T.O. doctor wins Giller

Lam's stories of Chinese-Canadian MDs 'subtle in emotion,' says Atwood

Susan Walker and Judy Stoffman, Toronto Star
November 8, 2006

V incent Lam, a Toronto East General doctor who wrote a collection of short stories called Bloodletting & Miraculous Cures, won the Scotiabank Giller Prize last night.

Presenter Margaret Atwood said Lam had helped fight the SARS outbreak in Toronto in 2003 and she said "medicine is a narrative art, just like fiction. Both have their fingers on life and death."

She also called his book "subtle in emotion and occasionally gruesome in humour."

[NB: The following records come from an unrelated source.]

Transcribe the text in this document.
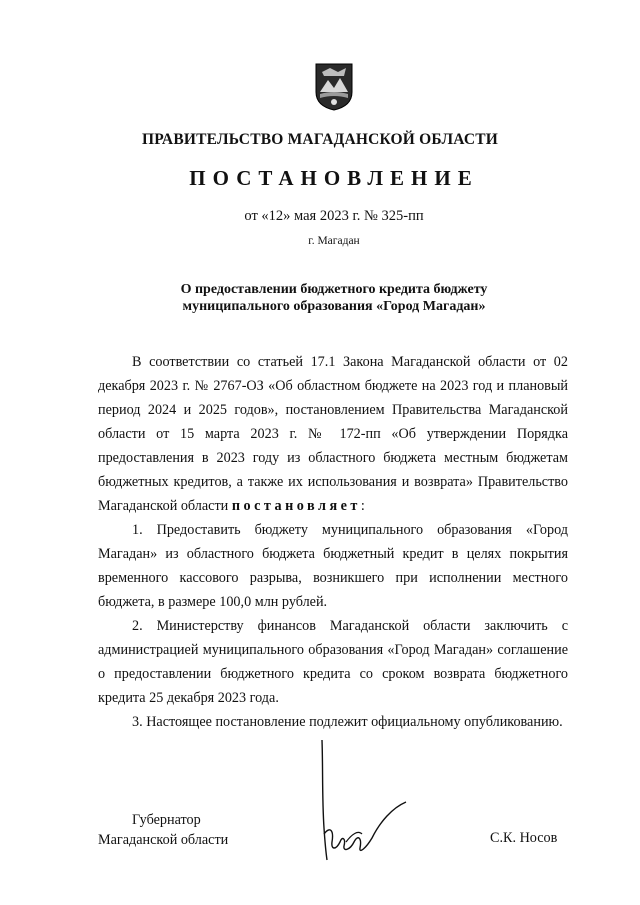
ПРАВИТЕЛЬСТВО МАГАДАНСКОЙ ОБЛАСТИ
ПОСТАНОВЛЕНИЕ
от «12» мая 2023 г. № 325-пп
г. Магадан
О предоставлении бюджетного кредита бюджету
муниципального образования «Город Магадан»

В соответствии со статьей 17.1 Закона Магаданской области от 02 декабря 2023 г. № 2767-ОЗ «Об областном бюджете на 2023 год и плановый период 2024 и 2025 годов», постановлением Правительства Магаданской области от 15 марта 2023 г. № 172-пп «Об утверждении Порядка предоставления в 2023 году из областного бюджета местным бюджетам бюджетных кредитов, а также их использования и возврата» Правительство Магаданской области постановляет:

1. Предоставить бюджету муниципального образования «Город Магадан» из областного бюджета бюджетный кредит в целях покрытия временного кассового разрыва, возникшего при исполнении местного бюджета, в размере 100,0 млн рублей.

2. Министерству финансов Магаданской области заключить с администрацией муниципального образования «Город Магадан» соглашение о предоставлении бюджетного кредита со сроком возврата бюджетного кредита 25 декабря 2023 года.

3. Настоящее постановление подлежит официальному опубликованию.

Губернатор
Магаданской области	С.К. Носов
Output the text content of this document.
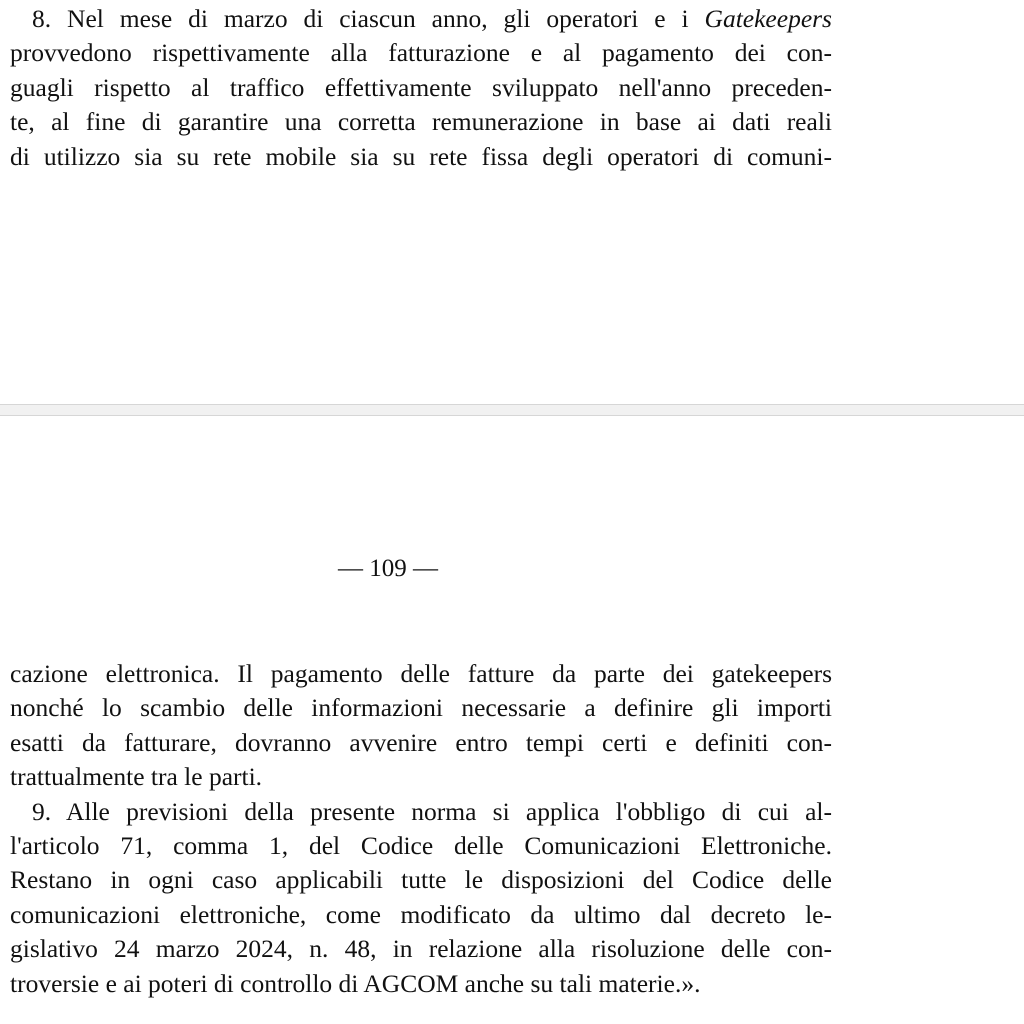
8. Nel mese di marzo di ciascun anno, gli operatori e i Gatekeepers
provvedono rispettivamente alla fatturazione e al pagamento dei con-
guagli rispetto al traffico effettivamente sviluppato nell'anno preceden-
te, al fine di garantire una corretta remunerazione in base ai dati reali
di utilizzo sia su rete mobile sia su rete fissa degli operatori di comuni-
— 109 —
cazione elettronica. Il pagamento delle fatture da parte dei gatekeepers
nonché lo scambio delle informazioni necessarie a definire gli importi
esatti da fatturare, dovranno avvenire entro tempi certi e definiti con-
trattualmente tra le parti.
9. Alle previsioni della presente norma si applica l'obbligo di cui al-
l'articolo 71, comma 1, del Codice delle Comunicazioni Elettroniche.
Restano in ogni caso applicabili tutte le disposizioni del Codice delle
comunicazioni elettroniche, come modificato da ultimo dal decreto le-
gislativo 24 marzo 2024, n. 48, in relazione alla risoluzione delle con-
troversie e ai poteri di controllo di AGCOM anche su tali materie.».
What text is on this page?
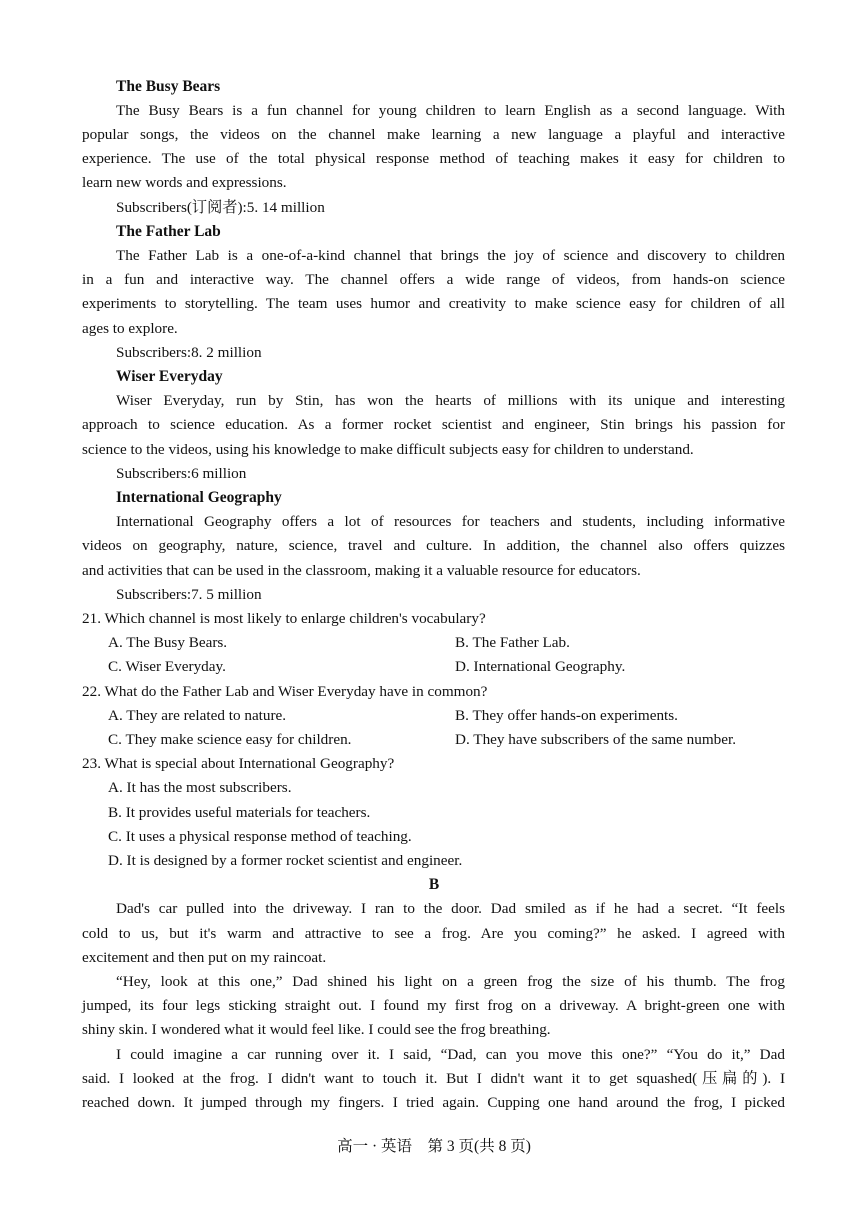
The Busy Bears
The Busy Bears is a fun channel for young children to learn English as a second language. With
popular songs, the videos on the channel make learning a new language a playful and interactive
experience. The use of the total physical response method of teaching makes it easy for children to
learn new words and expressions.
Subscribers(订阅者):5. 14 million
The Father Lab
The Father Lab is a one-of-a-kind channel that brings the joy of science and discovery to children
in a fun and interactive way. The channel offers a wide range of videos, from hands-on science
experiments to storytelling. The team uses humor and creativity to make science easy for children of all
ages to explore.
Subscribers:8. 2 million
Wiser Everyday
Wiser Everyday, run by Stin, has won the hearts of millions with its unique and interesting
approach to science education. As a former rocket scientist and engineer, Stin brings his passion for
science to the videos, using his knowledge to make difficult subjects easy for children to understand.
Subscribers:6 million
International Geography
International Geography offers a lot of resources for teachers and students, including informative
videos on geography, nature, science, travel and culture. In addition, the channel also offers quizzes
and activities that can be used in the classroom, making it a valuable resource for educators.
Subscribers:7. 5 million
21. Which channel is most likely to enlarge children's vocabulary?
A. The Busy Bears.	B. The Father Lab.
C. Wiser Everyday.	D. International Geography.
22. What do the Father Lab and Wiser Everyday have in common?
A. They are related to nature.	B. They offer hands-on experiments.
C. They make science easy for children.	D. They have subscribers of the same number.
23. What is special about International Geography?
A. It has the most subscribers.
B. It provides useful materials for teachers.
C. It uses a physical response method of teaching.
D. It is designed by a former rocket scientist and engineer.
B
Dad's car pulled into the driveway. I ran to the door. Dad smiled as if he had a secret. “It feels
cold to us, but it's warm and attractive to see a frog. Are you coming?” he asked. I agreed with
excitement and then put on my raincoat.
“Hey, look at this one,” Dad shined his light on a green frog the size of his thumb. The frog
jumped, its four legs sticking straight out. I found my first frog on a driveway. A bright-green one with
shiny skin. I wondered what it would feel like. I could see the frog breathing.
I could imagine a car running over it. I said, “Dad, can you move this one?” “You do it,” Dad
said. I looked at the frog. I didn't want to touch it. But I didn't want it to get squashed(压扁的). I
reached down. It jumped through my fingers. I tried again. Cupping one hand around the frog, I picked
高一 · 英语　第 3 页(共 8 页)
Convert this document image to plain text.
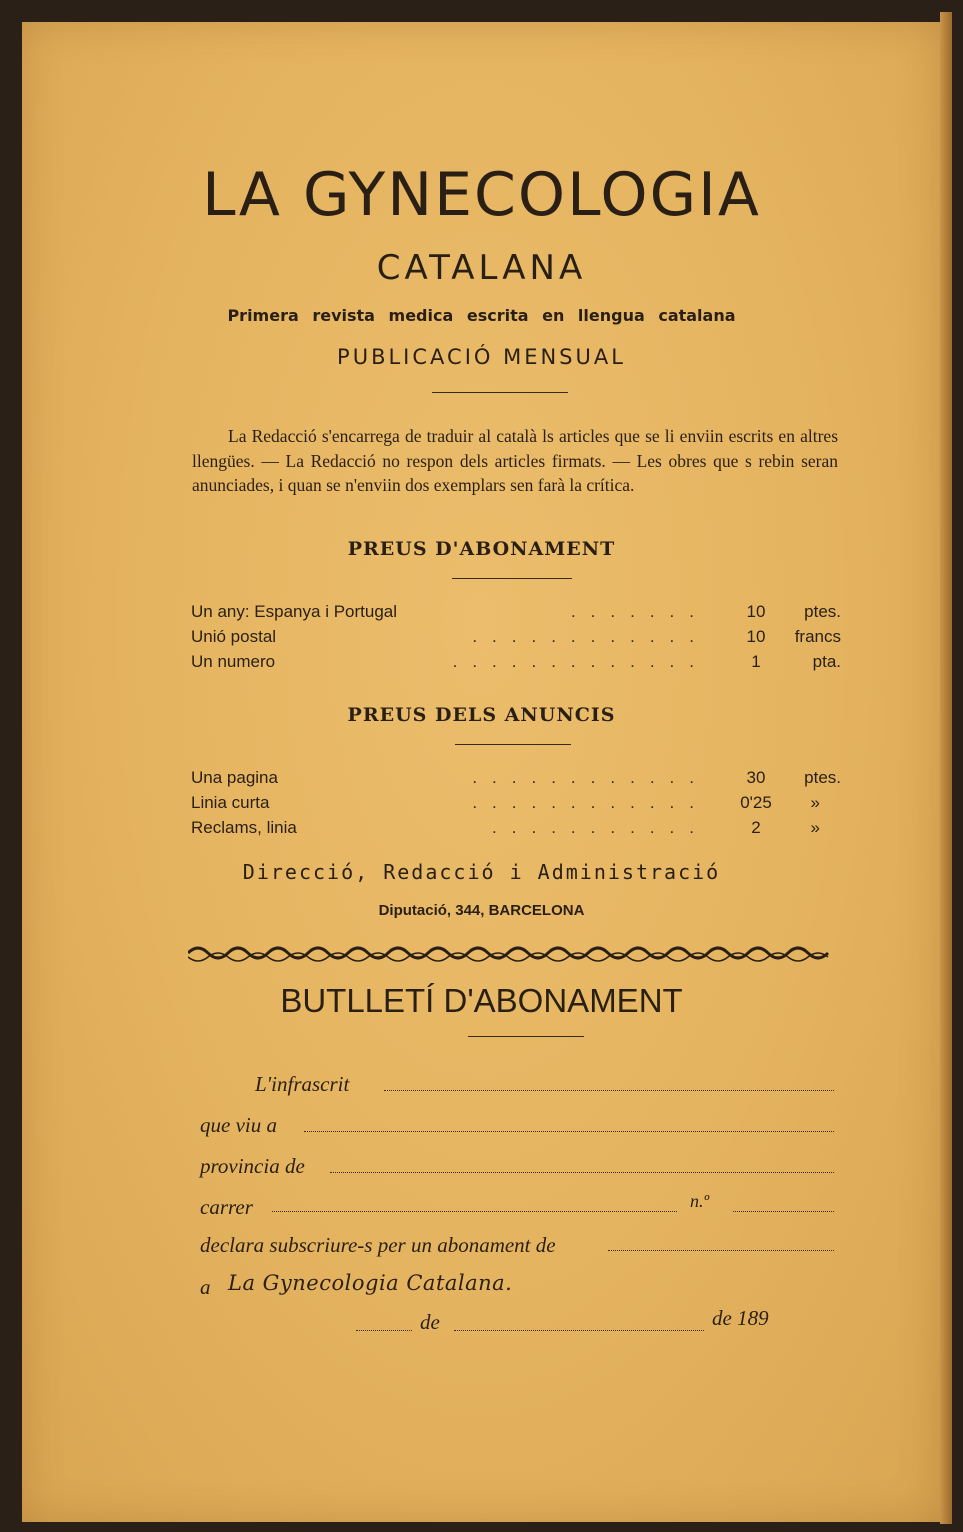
LA GYNECOLOGIA
CATALANA
Primera revista medica escrita en llengua catalana
PUBLICACIÓ MENSUAL
La Redacció s'encarrega de traduir al català ls articles que se li enviin escrits en altres llengües. — La Redacció no respon dels articles firmats. — Les obres que s rebin seran anunciades, i quan se n'enviin dos exemplars sen farà la crítica.
PREUS D'ABONAMENT
Un any: Espanya i Portugal	.......	10	ptes.
Unió postal	............	10	francs
Un numero	.............	1	pta.
PREUS DELS ANUNCIS
Una pagina	............	30	ptes.
Linia curta	............	0'25	»
Reclams, linia	...........	2	»
Direcció, Redacció i Administració
Diputació, 344, BARCELONA
BUTLLETÍ D'ABONAMENT
L'infrascrit
que viu a
provincia de
carrer	n.º
declara subscriure-s per un abonament de
a La Gynecologia Catalana.
de	de 189
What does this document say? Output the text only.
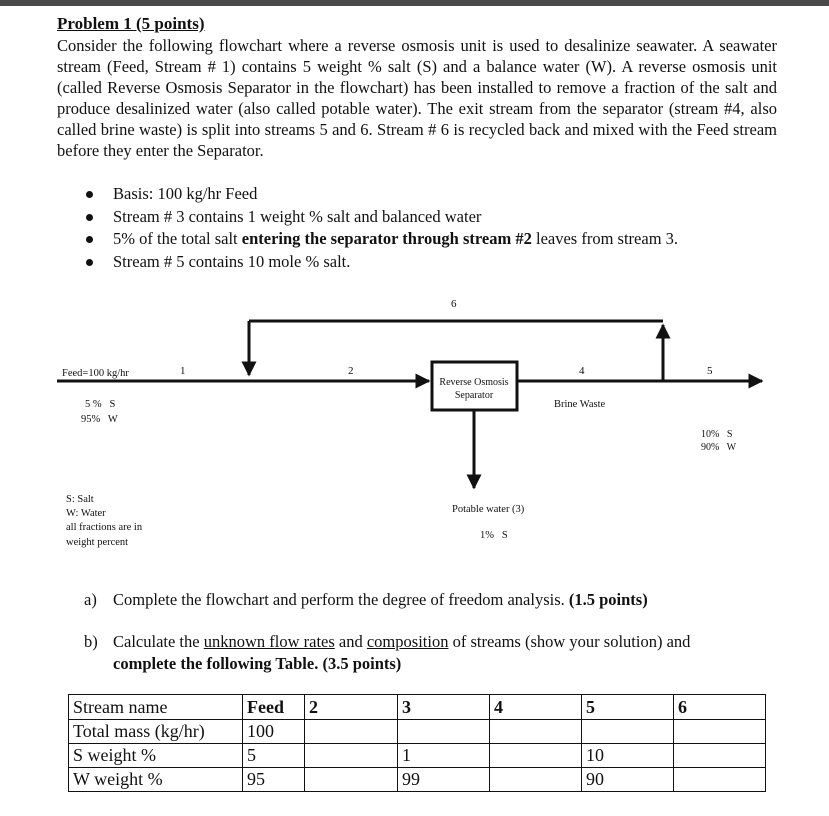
Problem 1 (5 points)
Consider the following flowchart where a reverse osmosis unit is used to desalinize seawater. A seawater stream (Feed, Stream # 1) contains 5 weight % salt (S) and a balance water (W). A reverse osmosis unit (called Reverse Osmosis Separator in the flowchart) has been installed to remove a fraction of the salt and produce desalinized water (also called potable water). The exit stream from the separator (stream #4, also called brine waste) is split into streams 5 and 6. Stream # 6 is recycled back and mixed with the Feed stream before they enter the Separator.
Basis: 100 kg/hr Feed
Stream # 3 contains 1 weight % salt and balanced water
5% of the total salt entering the separator through stream #2 leaves from stream 3.
Stream # 5 contains 10 mole % salt.
Reverse Osmosis
Separator
Feed=100 kg/hr
5 %   S
95%   W
1	2
6
4	5
Brine Waste
10%   S
90%   W
Potable water (3)
1%   S
S: Salt
W: Water
all fractions are in
weight percent
a) Complete the flowchart and perform the degree of freedom analysis. (1.5 points)
b) Calculate the unknown flow rates and composition of streams (show your solution) and
complete the following Table. (3.5 points)
Stream name	Feed	2	3	4	5	6
Total mass (kg/hr)	100					
S weight %	5		1		10	
W weight %	95		99		90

Lam, 32, told the crowd he was "astounded and in many ways overcome" by winning the $40,000 literary prize and he hadn't dared to prepare any remarks in advance "on principle."

"I count myself a very fortunate person, but I have begun to realize that luck is not what it seems. It is either divine blessing or the kindness of people. Many who have been kind to me are in this room."

He continued, "My parents came to this country when multiculturalism was just beginning to be acknowledged. As their son and as the second generation, I am proud to be here."

He added that he was pleased to be on same stage as the evening's host Justin Trudeau, whose prime minister father, Pierre, had done so much for multiculturalism.

The Giller winner also thanked Atwood, whom he had met aboard a ship on an Arctic nature cruise. Lam, the ship's doctor, showed her some of his short stories and she was sufficiently impressed to help him find a publisher.

Lam was born in London, Ont., and raised in Ottawa, with roots in Vietnam's ethnic Chinese community.

Lam's linked stories, published by Doubleday Canada (the only major house in last night's field of five books), open a door into the world of successful, assimilated young Chinese-Canadian professionals, written with the authority of an insider.

The 12 tales in Lam's book follow these characters' path from medical school at the University of Toronto to the city's crowded hospitals where, as physicians, they face a variety of difficult patients.

His book was a break from the tradition of an older generation of Chinese-Canadian writers — Wayson Choy, Judy Fong Bates, Paul Yee, Fred Wah and others — whose fiction has painted a harsher reality of displacement, departure, exclusion and backbreaking menial jobs.

Lam said last night he had wanted to become a writer before pursuing a medical career, but he under-estimated how long it would take to become a doctor, delaying his publishing debut.

This year's Giller race was rated a tossup among five authors with relatively low profiles.

The others included Pascale Quiviger, a Montrealer who lives in Italy and England — she is married to a Labour MP — was shortlisted for The Perfect Circle, about the obsessive love of a Quebec woman for an Italian man, translated by Sheila Fischmann.

Gaetan Soucy was on the list for The Immaculate Conception, translated from French by Lazer Lederhendler.

Carol Windley, who lives in Nanaimo, B.C., was up for her story collection Home Schooling, and Montrealer Rawi Hage for De Niro's Game, set in his native Beirut in the early 1980s during the civil war.

Each finalist received $2,500.

The jury of ex-Giller winner Alice Munro, former Governor General Adrienne Clarkson and novelist Michael Winter did not make their final decision until yesterday and, as usual, not even Jack Rabinovitch knew who they had chosen.

The awards gala at the Four Seasons Hotel was attended by 477 invited guests, most of them friends of philanthropist Rabinovitch.

Among the nibblers on steak and frites were Margaret Trudeau; opera singer Measha Brueggergosman; Liberal leadership hopeful Bob Rae; Moses Znaimer; British Labour MP Alan Simpson, whose wife, Quiviger, was a finalist; journalist Stevie Cameron; and actors Eric Peterson, Janet Wright, Wendy Crewson and Albert Schultz.